Há ainda duas coisas sobre Copenhagem que eu gostaria de comentar. A primeira é sobre os preços. A Dinamarca não usa o euro, mas a coroa dinamarquesa -- o que, obviamente, dá trabalho para os turistas. A moeda local vale cerca de sete vezes menos que o euro; por isso, preços com mais de dois dígitos para coisas banais, como um almoço, são comuns, ao contrário da zona do euro. O problema é que as coisas realmente são caras. Mesmo convertendo os preços para o euro (real nem passou pela minha cabeça), achava os valores bem salgados -- o que dizer de um almoço normal que custou € 40,00, coisa que praticamente não vi aqui em Berlim? Tudo bem, isso era esperado, pois havia lido que Copenhagem é uma das cidades mais caras do mundo. E por dois dias apenas não tive nenhum rombo de orçamento.

O segundo ponto são as pessoas. Achei Copenhagem uma cidade bastante plural, apesar de ter um ar de cidadezinha do interior. A sensação da presença de imigrantes na cidade, por exemplo, é bem maior do que em Berlim. Aqui vejo bem menos pessoas negras do que vi lá. De qualquer modo, as pessoas são extremamente simpáticas com forasteiros -- muita gente puxou papo comigo. Eles tinham muita curiosidade em saber porque eu quis conhecer a cidade deles -- eu sempre respondia: why not? Têm um pouco de birra com os alemães (coisas de guerras passadas talvez) mas no geral gostam de Berlim. E o inglês é amplamente falado, até em birosquinhas no meio da rua, o que facilita muito as coisas para os turistas. Apesar de achar a língua deles bizarrinha, com aquelas vogais cheias de sinais gráficos diferentes, ficava até feliz em ver coisas em dinamarquês. Sinal de que o inglês ainda não dominou por completo por lá.

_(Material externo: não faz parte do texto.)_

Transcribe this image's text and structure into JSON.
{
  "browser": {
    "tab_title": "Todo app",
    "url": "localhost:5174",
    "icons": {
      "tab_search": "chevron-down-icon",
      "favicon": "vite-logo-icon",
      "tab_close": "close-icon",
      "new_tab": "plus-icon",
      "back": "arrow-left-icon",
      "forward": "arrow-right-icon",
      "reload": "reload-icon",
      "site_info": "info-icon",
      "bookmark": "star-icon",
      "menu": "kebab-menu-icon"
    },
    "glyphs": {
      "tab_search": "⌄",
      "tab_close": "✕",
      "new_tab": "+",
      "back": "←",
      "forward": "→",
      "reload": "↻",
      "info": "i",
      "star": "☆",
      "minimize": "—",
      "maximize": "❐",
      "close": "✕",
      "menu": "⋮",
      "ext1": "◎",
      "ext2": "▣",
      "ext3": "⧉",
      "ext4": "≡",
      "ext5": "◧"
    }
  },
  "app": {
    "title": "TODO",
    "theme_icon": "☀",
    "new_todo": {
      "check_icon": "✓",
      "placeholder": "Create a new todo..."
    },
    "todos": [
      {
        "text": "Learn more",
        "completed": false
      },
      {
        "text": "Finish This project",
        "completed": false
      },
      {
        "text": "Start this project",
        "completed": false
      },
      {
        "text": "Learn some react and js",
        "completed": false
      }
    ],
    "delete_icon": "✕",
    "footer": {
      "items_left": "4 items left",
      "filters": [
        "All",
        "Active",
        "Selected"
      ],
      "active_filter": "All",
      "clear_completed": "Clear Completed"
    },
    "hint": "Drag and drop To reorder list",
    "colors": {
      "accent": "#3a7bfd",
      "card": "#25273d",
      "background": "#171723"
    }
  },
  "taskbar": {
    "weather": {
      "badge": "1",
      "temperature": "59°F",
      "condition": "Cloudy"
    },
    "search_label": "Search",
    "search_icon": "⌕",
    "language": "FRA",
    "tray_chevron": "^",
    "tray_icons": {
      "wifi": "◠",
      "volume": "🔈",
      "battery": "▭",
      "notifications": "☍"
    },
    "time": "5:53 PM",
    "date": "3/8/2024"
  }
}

A seguir, algumas fotos de locais que mencionei aqui.


A Estação Central (København Hovedbanegården)


O prédio da prefeitura e sua praça (Rådhuspladesen) ficam bem no centro de Copenhagem


A entrada do Tivoli Gardens, bem em frente à praça da Prefeitura


A entrada da NY Carlsberg Glyptotek

Dentro da Glyptotek, uma pianista reforçava o "ar clássico" do local

Jardim dentro da Glyptotek

Achei linda essa escultura da menina com o passarinho

Linda bicicleta em uma vitrine

Lado Amsterdam de Copenhagem


Tivoli Gardens à noite

O anexo da Biblioteca Real, conhecido como "Black Diamond"

Black Diamond

Canal em Christianshavn


Torre em espiral da 
Vor Frelsers Kirke


Vista da torre. Lá no fundo, aparece a ponte Øresund Link


Entrada de Christiania


"Você está entrando agora na União Européia", avisam quando você sai de Christiania


Ópera de Copenhagem

Dá para ver minha cara de frio? Ao fundo, a Pequena Sereia


As lindas cadeiras de Arne Jacobsen povoam coloridas o aeroporto de Copenhagem

segunda-feira, 25 de maio de 2009

E assim chegar e partir são só dois lados da mesma viagem...


Semana passada recebi aqui no meu apê a visita do querido amigo Márcio, aí de Brasília. Antes de eu vir ele já estava cogitando em passar alguns dias aqui, já que ele passaria quase vinte dias viajando com o pai na Itália, e poderia estender um pouco mais as férias para me visitar. Fiquei feliz que deu certo, pois sua visita foi como matar um pouco as saudades de Brasília e de todos aí.

Ele chegou na terça, e fui buscá-lo no Tegel (um dos aeroportos de Berlim). Ele disse que não precisava, e cheguei a passar o endereço aqui de casa para ele pegar um táxi, mas acabei me decidindo por ir até lá recebê-lo, já que ele chegava pouco depois do término da minha aula no Goethe.

Buscar é uma maneira de expressar-me, pois eu fui de metrô e ônibus e viemos para casa de táxi. Lembrei-me de que quando visitei a Mariana na Austrália e a Martha em Genebra, ambas foram me receber no aeroporto, e acho que isso, para quem chega em outro país -- ainda mais quando não se fala a língua local -- é uma delicadeza muito bem vinda. Tem coisa mais legal do que chegar no aeroporto, cansado depois da viagem, e ver um rosto conhecido nos esperando? Acho que deveríamos fazer mais isso.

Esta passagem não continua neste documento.